If your word processor doesn't have an autosave function, then save it manually. I save my work after typing each paragraph. If you're not as paranoid as I am, save it every ten minutes, or at least every time you get up from the computer or break off writing to answer a phone call. In my opinion, every ten minutes or even more frequently is preferable, because it means that should disaster strike you will 'only' lose ten minutes'-worth of work, not several hours'.
Save or export to the cloud
If you save everything to your device, then even if you have been very assiduous in saving your work often, you will lose it all if your device gets stolen or broken. Therefore either save to the cloud as you go, or export it to the cloud at some point.
For example, when I'm working on my laptop, I save to iCloud, which is Apple's cloud service. It's not foolproof, as I discovered recently when I tried to pick up my work on a pc (see A big problem with iCloud). But that was a minor inconvenience compared to losing my work altogether.
When I use Jotterpad, I save my work to Dropbox, which gives you a lot of storage space for free. If I'm writing somewhere that doesn't have wi-fi, I save my work locally (ie to my device), and then upload it Dropbox later.

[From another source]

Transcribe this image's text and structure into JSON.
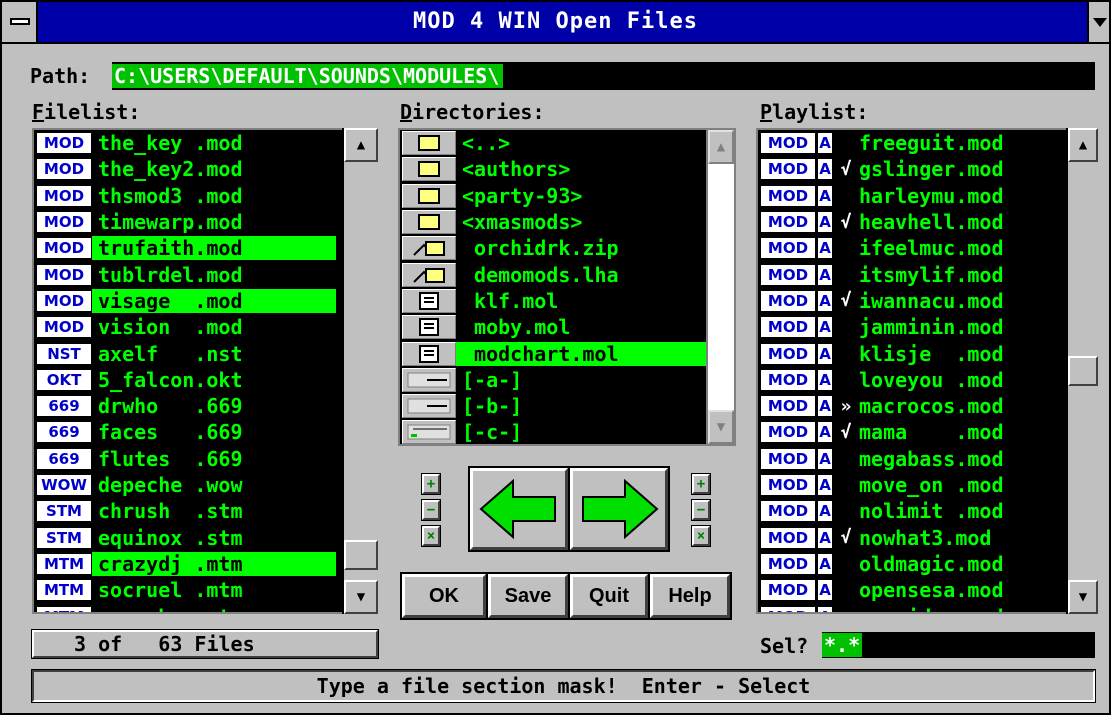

Buy an external hard drive or a high capacity SD card or USB stick and backup your work to that too. At the end of every writing session at home I back up my work to an external hard drive. It means that if my computer refuses to boot up or something, I can still retrieve my work.
I've tried a lot of backup utilities in my time, but my absolute favourite is Copiaris. The two things I like about it most are as follows.
First, it saves files in their native format, not some special proprietary format. What that means is that if my Copiaris program becomes corrupted or unavailable, I will still be able to open up the backup files created with it.
Secondly, you can set it to save versions. So that means that if I back up my magnum opus today, and then do so tomorrow, tomorrow's backup won't overwrite today's. That's handy because if the day after tomorrow I decide that what I wrote tomorrow is rubbish, I can simply load up today's version and carry on as if nothing has happened.
One thing you can do is to email your document to yourself. I don't think this is good enough on its own. Why not? Well, partly because it's easy to lose track of attachments in emails, and partly because if something goes wrong with your mail server you could potentially lose all your emails -- including the ones with your life's work in it. You could even accidentally delete it yourself. But if push comes to shove, it's better than nothing.
If you don't wish to do any of the above (or even if you do), you can always print out your document, or the latest additions to it, every day. It means that if you lose every single digital version of your document, you will at least have a print-out, which will save you from having to remember everything you wrote. You can either type out the document again (or pay someone else to do so) or employ a scanner and Optical Character Recognition (OCR) software.
What you will be doing is taking a photo of the document (with the scanner), and then using the OCR software to recognise the patterns in the photo as letters, and so turn them into editable text.
This method is both laborious and prone to error, but if you've lost the digital version of your 300 page masterpiece then it's a good option to know about.
Don't make the mistake of thinking that a worst case scenario will never happen to you. It can happen to anyone, no matter how careful they are. Just take the view that the gods are out to get you, and you should be in a much stronger position!